A demurrer in a certiorari proceeding on the ground that the petition and a return filed by the respondents did "not set forth any cause or matter . . . entitling the petitioners to relief" raised no question not presented by the petition and the return.

Even if certain grounds of objections to an initiative petition referred to the State ballot law commission by the Secretary of the Commonwealth set forth matters beyond the jurisdiction of the commission, the inclusion of such grounds in the objections did not affect the power of the commission to act upon other grounds stated in the objections that were within its jurisdiction.

At a hearing in certiorari proceedings against a commission upon the petition and return, averments in the petition with respect to the state of the evidence before the commission at public hearings, to rulings of law by the commission at such public hearings and to requests made by the petitioners to the commission that certain specific findings be incorporated in the record of the commission must be disregarded.

In a certiorari proceeding where the respondents filed both a return and a demurrer on the ground that the petition and the return did not set forth any cause entitling the petitioners to relief the return could not be considered as amended or extended by any allegation in the petition.

The ultimate question for decision by the State ballot law commission upon objections referred to it under Section 22A of G. L. (Ter. Ed.) c. 53, as amended, namely, whether for reasons set forth in that section an initiative petition should be rejected because it failed to have the required number of signatures of qualified voters, relates to a matter in which there is a public right, but not a private right.

The signers of an initiative petition do not have, either individually or collectively, a private right in the determination of questions before the State ballot law commission on objections filed with it under

Section 22A of G. L. (Ter. Ed.) c. 53, as amended, and consequently neither the statute nor action of the commission thereunder is rendered unconstitutional by reason of lack of provisions for notice to them of and an opportunity for them to be heard in the proceeding before the commission, or of provision for judicial review of action of the commission.

That portion of Section 22A of G. L. (Ter. Ed.) c. 53, as amended, which purports to confer upon the State ballot law commission power to determine whether signatures appearing on an initiative petition were

"placed thereon by fraud" was within the scope of the power granted to the Legislature by art. 48 of the Amendments to the Constitution.
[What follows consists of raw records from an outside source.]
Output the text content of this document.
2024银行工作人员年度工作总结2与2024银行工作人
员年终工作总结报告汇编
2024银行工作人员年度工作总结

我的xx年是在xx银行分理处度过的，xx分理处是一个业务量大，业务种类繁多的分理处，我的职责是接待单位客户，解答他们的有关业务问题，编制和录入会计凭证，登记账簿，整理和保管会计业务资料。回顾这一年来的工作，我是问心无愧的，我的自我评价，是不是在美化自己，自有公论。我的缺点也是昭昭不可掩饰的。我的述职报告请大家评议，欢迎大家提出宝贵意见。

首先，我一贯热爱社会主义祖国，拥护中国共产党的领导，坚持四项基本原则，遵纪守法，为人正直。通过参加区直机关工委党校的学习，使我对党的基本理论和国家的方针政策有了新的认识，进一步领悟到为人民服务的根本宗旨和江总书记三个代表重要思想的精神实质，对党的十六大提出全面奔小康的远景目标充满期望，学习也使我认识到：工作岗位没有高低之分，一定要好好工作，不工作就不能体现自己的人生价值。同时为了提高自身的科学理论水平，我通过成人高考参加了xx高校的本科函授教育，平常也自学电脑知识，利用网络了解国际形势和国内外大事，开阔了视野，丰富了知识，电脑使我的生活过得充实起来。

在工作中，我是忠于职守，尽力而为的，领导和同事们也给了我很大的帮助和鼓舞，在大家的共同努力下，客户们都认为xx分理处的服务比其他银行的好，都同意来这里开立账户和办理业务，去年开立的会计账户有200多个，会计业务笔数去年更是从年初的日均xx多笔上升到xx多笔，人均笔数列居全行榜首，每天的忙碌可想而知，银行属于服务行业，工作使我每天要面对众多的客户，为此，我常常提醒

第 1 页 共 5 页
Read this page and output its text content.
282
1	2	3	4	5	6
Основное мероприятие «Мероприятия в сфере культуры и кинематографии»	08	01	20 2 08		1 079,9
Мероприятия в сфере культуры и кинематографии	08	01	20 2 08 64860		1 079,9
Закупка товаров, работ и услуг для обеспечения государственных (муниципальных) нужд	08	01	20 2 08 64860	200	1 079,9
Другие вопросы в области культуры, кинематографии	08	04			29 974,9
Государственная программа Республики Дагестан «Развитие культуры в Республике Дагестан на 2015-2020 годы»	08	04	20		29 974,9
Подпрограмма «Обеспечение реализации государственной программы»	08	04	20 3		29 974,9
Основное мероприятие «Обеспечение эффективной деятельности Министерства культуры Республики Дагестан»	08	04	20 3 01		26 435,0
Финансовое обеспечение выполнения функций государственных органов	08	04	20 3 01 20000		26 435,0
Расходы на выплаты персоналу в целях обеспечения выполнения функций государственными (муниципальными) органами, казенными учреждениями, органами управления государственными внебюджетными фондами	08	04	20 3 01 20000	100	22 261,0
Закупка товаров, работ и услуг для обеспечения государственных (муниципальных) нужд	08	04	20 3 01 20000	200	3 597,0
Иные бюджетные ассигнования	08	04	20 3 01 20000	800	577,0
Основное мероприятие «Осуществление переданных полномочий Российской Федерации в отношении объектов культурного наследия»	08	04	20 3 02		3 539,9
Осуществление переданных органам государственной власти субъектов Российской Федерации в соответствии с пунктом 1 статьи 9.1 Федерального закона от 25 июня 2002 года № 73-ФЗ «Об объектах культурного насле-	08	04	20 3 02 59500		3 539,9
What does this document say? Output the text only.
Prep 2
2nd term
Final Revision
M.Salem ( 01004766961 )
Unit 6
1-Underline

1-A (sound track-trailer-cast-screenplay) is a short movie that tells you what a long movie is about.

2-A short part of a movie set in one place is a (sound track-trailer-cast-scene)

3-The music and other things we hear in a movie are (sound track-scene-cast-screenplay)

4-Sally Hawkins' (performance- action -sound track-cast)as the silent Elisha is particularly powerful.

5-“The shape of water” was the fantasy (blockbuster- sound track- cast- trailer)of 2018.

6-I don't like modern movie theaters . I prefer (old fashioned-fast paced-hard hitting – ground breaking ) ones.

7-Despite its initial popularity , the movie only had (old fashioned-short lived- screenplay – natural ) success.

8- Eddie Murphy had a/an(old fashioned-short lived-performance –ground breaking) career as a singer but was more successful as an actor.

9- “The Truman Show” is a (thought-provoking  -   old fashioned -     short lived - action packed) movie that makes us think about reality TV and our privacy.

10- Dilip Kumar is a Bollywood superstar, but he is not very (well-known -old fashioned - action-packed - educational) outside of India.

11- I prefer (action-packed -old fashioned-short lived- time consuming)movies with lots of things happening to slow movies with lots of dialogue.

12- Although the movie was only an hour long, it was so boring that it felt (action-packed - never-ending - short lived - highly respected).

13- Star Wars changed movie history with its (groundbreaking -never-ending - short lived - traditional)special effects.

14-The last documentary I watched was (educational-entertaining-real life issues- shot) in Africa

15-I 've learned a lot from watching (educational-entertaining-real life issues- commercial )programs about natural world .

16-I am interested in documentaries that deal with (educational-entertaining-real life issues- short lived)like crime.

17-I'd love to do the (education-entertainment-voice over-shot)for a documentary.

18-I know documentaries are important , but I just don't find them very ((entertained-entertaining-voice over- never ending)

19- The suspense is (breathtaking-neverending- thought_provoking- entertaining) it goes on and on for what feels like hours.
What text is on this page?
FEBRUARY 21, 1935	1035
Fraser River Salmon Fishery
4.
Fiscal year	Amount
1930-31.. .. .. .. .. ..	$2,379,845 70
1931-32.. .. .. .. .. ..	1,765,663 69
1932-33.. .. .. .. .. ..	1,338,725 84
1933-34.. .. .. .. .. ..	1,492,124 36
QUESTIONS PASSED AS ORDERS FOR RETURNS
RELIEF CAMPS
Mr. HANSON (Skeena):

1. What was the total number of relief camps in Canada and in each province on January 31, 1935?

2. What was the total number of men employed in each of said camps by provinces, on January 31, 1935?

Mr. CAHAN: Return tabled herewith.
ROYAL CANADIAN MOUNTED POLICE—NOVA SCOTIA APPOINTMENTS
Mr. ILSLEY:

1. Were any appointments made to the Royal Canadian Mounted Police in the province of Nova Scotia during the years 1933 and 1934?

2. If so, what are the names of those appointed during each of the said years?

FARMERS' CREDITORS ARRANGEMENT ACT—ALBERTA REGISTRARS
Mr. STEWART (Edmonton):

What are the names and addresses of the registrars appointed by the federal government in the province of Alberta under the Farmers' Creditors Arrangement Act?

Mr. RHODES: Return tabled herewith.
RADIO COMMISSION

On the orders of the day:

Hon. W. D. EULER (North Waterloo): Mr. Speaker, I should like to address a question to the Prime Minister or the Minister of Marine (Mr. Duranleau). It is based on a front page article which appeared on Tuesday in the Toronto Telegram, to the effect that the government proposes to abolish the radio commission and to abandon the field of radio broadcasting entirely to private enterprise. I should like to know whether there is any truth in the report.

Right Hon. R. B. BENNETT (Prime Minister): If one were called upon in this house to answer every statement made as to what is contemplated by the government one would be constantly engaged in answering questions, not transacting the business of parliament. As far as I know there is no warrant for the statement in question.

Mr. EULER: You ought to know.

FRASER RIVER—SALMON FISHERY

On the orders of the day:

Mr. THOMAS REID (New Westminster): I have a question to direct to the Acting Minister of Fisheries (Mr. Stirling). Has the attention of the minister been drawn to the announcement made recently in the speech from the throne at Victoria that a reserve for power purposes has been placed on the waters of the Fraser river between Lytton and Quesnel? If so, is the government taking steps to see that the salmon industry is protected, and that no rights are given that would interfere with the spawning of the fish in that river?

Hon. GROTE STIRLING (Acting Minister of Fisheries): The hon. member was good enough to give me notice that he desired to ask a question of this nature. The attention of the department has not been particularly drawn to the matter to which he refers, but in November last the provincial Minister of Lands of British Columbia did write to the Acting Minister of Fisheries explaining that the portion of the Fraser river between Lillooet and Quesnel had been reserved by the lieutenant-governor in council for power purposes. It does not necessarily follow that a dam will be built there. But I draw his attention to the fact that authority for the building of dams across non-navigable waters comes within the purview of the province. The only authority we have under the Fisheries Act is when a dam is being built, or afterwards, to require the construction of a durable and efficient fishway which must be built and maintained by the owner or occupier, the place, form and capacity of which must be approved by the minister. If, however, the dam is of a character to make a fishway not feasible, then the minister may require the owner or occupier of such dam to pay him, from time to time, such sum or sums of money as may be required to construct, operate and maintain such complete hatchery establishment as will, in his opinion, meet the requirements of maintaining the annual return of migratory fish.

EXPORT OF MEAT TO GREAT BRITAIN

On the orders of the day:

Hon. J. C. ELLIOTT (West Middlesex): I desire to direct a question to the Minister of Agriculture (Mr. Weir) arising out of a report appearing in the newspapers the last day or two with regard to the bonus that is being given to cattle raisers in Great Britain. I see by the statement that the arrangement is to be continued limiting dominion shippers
Even if it be assumed that in acting under Section 22A of G. L. (Ter. Ed.) c. 53, as amended, the State ballot law commission was required to base its findings only on evidence introduced before it, the validity of a decision, stated by it to have been "upon the evidence introduced at the hearings," was not affected by the fact that, in a "supplementary statement," filed after such determination, the commission described an

"unhealthy background" disclosed at the hearing and stated that it passed on the issue on "evidence presented at the hearing and . . . facts that the commission uncovered itself during its own investigation."

The validity of a determination by the State ballot law commission in proceedings under Section 22A of G. L. (Ter. Ed.) c. 53, as amended, that an initiative petition contained certain signatures placed on it by fraud was not shown to have been based on a finding of a violation of

Section 22B nor was its validity affected by a statement of the commission in a "supplementary statement" following the filing of such determination, in substance that the petition might have been found to be insufficient because of noncompliance with Section 22B.

PETITION, filed in the Supreme Judicial Court for the county of Suffolk on June 24, 1942, for a writ of certiorari.

The case was heard by Lummus, J.

F. B. Wallis, (R.

E. Goodwin with him,) for the petitioners.

R. Clapp, Assistant Attorney General, & C.

B. Rugg, appearing with the consent of the respondents and of the Attorney General by permission of the court, for the respondents.

FIELD, C.J. The ultimate issue involved in this case is whether a measure proposed as a law by initiative petition relating to a State fund for workmen's compensation (see Opinion of the Justices, 309 Mass. 571) shall be submitted to the voters at the State election to be held in 1942. The constitutional requirements for the passage of a law by the initiative process are fixed by art. 48 of the Amendments to the Constitution of the Commonwealth, The Initiative, II Sections 3, 4; V, Section 1; General Provisions, III. These requirements are stated in outline in Compton v. State Ballot Law Commission, 311 Mass. 643 , 645-646. The only question with respect to compliance with these constitutional requirements involved in the present case is whether the initiative petition had been signed by the required number of qualified voters -- "not less than twenty thousand" -- when it was filed with the Secretary of the Commonwealth and by him transmitted to the clerk of the House of Representatives so that the proposed law was then "deemed to be introduced and pending." The Initiative, II, Sections 3, 4; V, Section 1. No contention is made that if the initiative petition was so signed by the required number of voters the proposed law should not be submitted to the people at the State election, nor, on the other hand, is it contended that if the initiative petition was not so signed the proposed law should be submitted to the people.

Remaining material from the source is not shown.